Name of Beneficial Owner

 

 

Shares Beneficially Owned(1)

    Percentage of Shares Beneficially Owned 
John F. Barr, Director   18,093     * 
Brian R. Boal, Director   8,337     * 
M. Kathryn Burkey, Director   43,675     * 
Robert L. Fisher, II, Senior Vice President & Chief Revenue Officer   5,563(2)    * 
Robert W. Kurtz, Director   10,521(3)    * 
John W. McCullough, Director   35,742     * 
Elaine L. McDonald, Director   32,926(4)    * 
Carissa L. Rodeheaver, Chairman of the Board, President & CEO   15,810(5)    * 
Gary R. Ruddell, Director   18,533(6)    * 
I. Robert Rudy, Director   40,368(7)    * 
Jason B. Rush, Senior Vice President & Chief Operating Officer   11,083(8)    * 
Keith R. Sanders, Senior Vice President & Senior Trust Officer of First United Bank & Trust   7,962 (9)    * 
Marisa A. Shockley, Director   16,213     * 
Tonya K. Sturm, Senior Vice President, CFO, Treasurer & Secretary   3,725(10)    * 
H. Andrew Walls, Director   57,106(11)    * 

 

Notes:

*       Less than 1.0%.

(1)Beneficial ownership is determined in accordance with the rules of the Securities and Exchange Commission.
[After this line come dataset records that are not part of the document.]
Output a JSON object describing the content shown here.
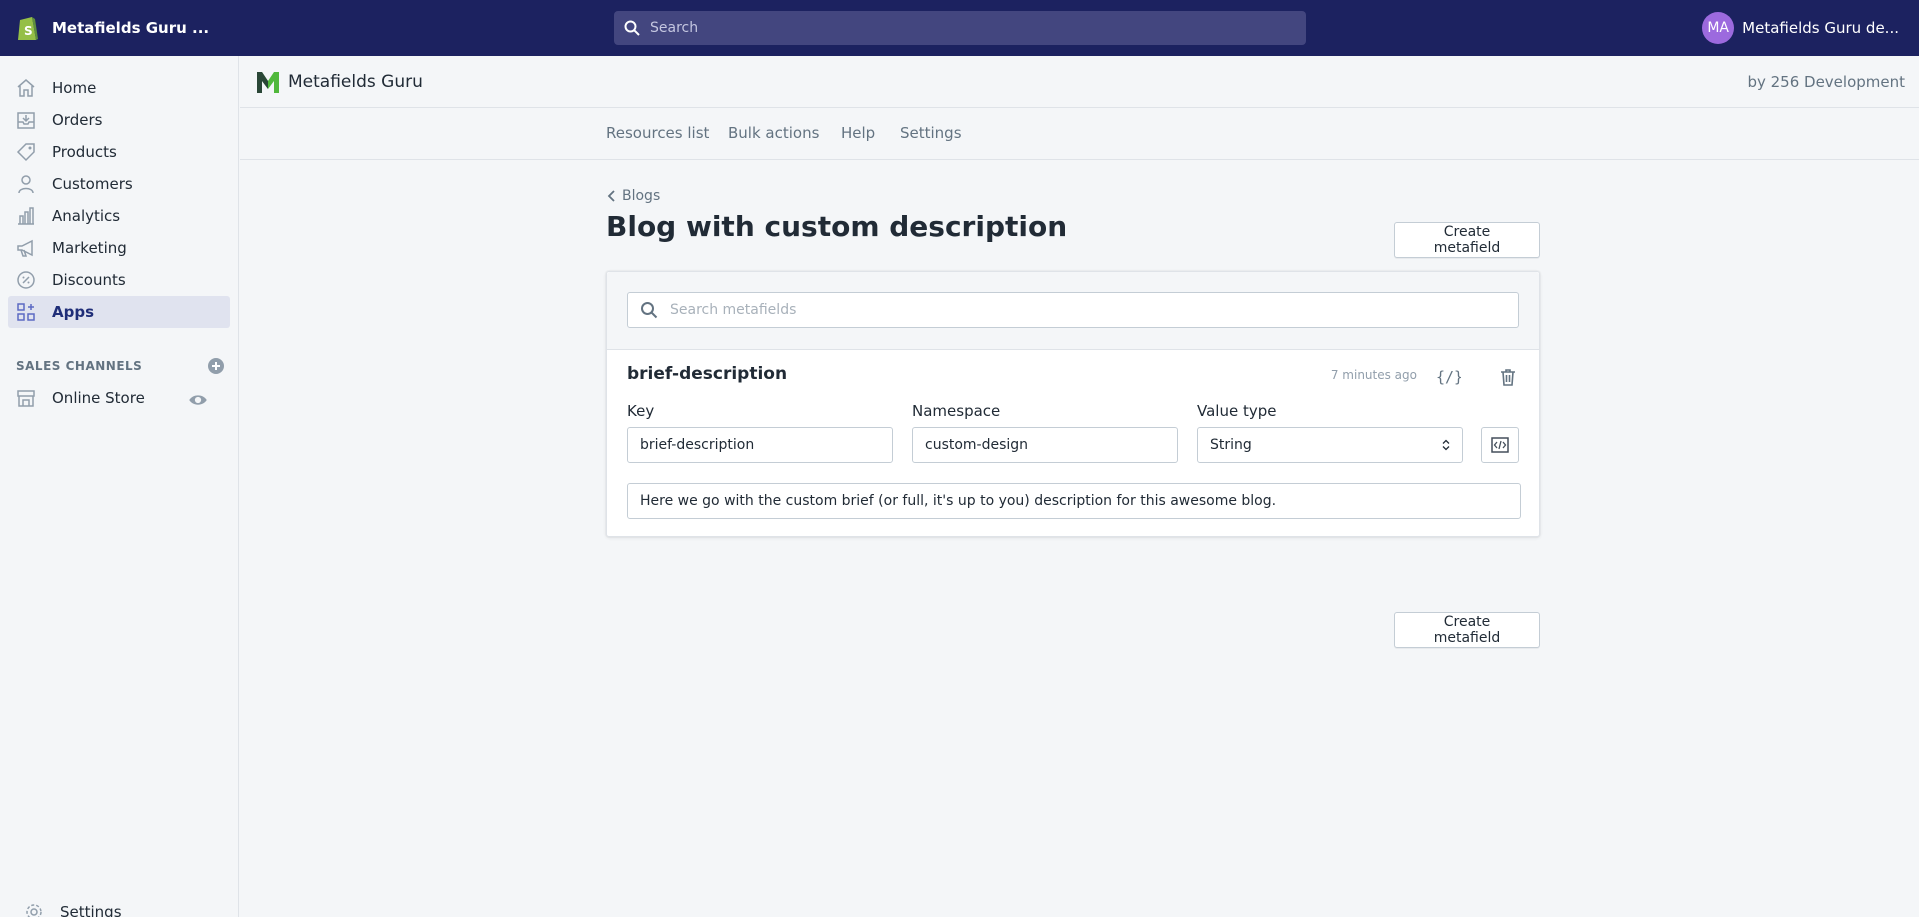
{
  "topbar": {
    "store_name": "Metafields Guru ...",
    "search_placeholder": "Search",
    "user_initials": "MA",
    "user_name": "Metafields Guru de..."
  },
  "sidebar": {
    "items": [
      {
        "label": "Home",
        "icon": "home-icon"
      },
      {
        "label": "Orders",
        "icon": "orders-icon"
      },
      {
        "label": "Products",
        "icon": "tag-icon"
      },
      {
        "label": "Customers",
        "icon": "customer-icon"
      },
      {
        "label": "Analytics",
        "icon": "analytics-icon"
      },
      {
        "label": "Marketing",
        "icon": "megaphone-icon"
      },
      {
        "label": "Discounts",
        "icon": "discount-icon"
      },
      {
        "label": "Apps",
        "icon": "apps-icon"
      }
    ],
    "sales_channels_heading": "SALES CHANNELS",
    "online_store": "Online Store",
    "settings": "Settings"
  },
  "app": {
    "name": "Metafields Guru",
    "by": "by 256 Development",
    "tabs": [
      "Resources list",
      "Bulk actions",
      "Help",
      "Settings"
    ]
  },
  "page": {
    "breadcrumb": "Blogs",
    "title": "Blog with custom description",
    "create_button": "Create metafield",
    "search_placeholder": "Search metafields"
  },
  "metafield": {
    "name": "brief-description",
    "updated": "7 minutes ago",
    "key_label": "Key",
    "key_value": "brief-description",
    "namespace_label": "Namespace",
    "namespace_value": "custom-design",
    "value_type_label": "Value type",
    "value_type": "String",
    "value": "Here we go with the custom brief (or full, it's up to you) description for this awesome blog."
  },
  "colors": {
    "topbar": "#1c2260",
    "active_nav": "#e0e3ef",
    "avatar": "#9c6ade"
  }
}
In computing the number and percentage of shares of the Corporation’s common stock beneficially owned by a person, shares of the Corporation’s common stock subject to outstanding options, warrants, rights or conversion privileges held by that person that are currently exercisable or exercisable within 60 days of March 26, 2020 are deemed outstanding for computing the percentage ownership of the person holding such options, warrants, rights or conversion privileges but are not deemed to be outstanding for purposes of computing the percentage for any other person. As of March 26, 2020, a total of 6,982,923 shares of the Corporation’s common stock were issued and outstanding. The inclusion of any shares as deemed beneficially owned does not constitute an admission of beneficial ownership by the named shareholder.
(2)Includes 1,293 shares of phantom stock held in a deferred compensation plan account (“Phantom Stock”). Each share of Phantom Stock represents a deemed investment of deferred compensation funds in one share of Common Stock and gives the officer the right to receive one share of Common Stock or the cash value thereof following the officer’s separation from service with the Corporation. The officer may transfer the funds held in the plan account into an alternative deemed investment option at any time.
(3)Includes 3,027 shares owned jointly with spouse.
(4)Includes 7,506 shares held in trust of which Mrs. McDonald is a beneficiary.
(5)Includes 283 shares held jointly with spouse, 19 shares held by spouse for benefit of a minor child, and 790 shares held in a 401(k) plan account.
(6)Includes 520 shares owned by Ruddell, LLC of which Mr. Ruddell is owner.
(7)Includes 1,033 shares owned jointly with spouse, 6,837 shares owned by spouse, and 4,500 shares of Phantom Stock in a deferred compensation plan account.
(8)Includes 125 shares owned jointly with spouse.
(9)Includes 1,500 shares of Phantom Stock.
(10)Includes 526 shares owned jointly with spouse. Includes 2,850 shares of Phantom Stock.
(11)Includes 14,854 shares owned by Morgantown Printing and Binding, Inc. of which Mr. Walls is owner.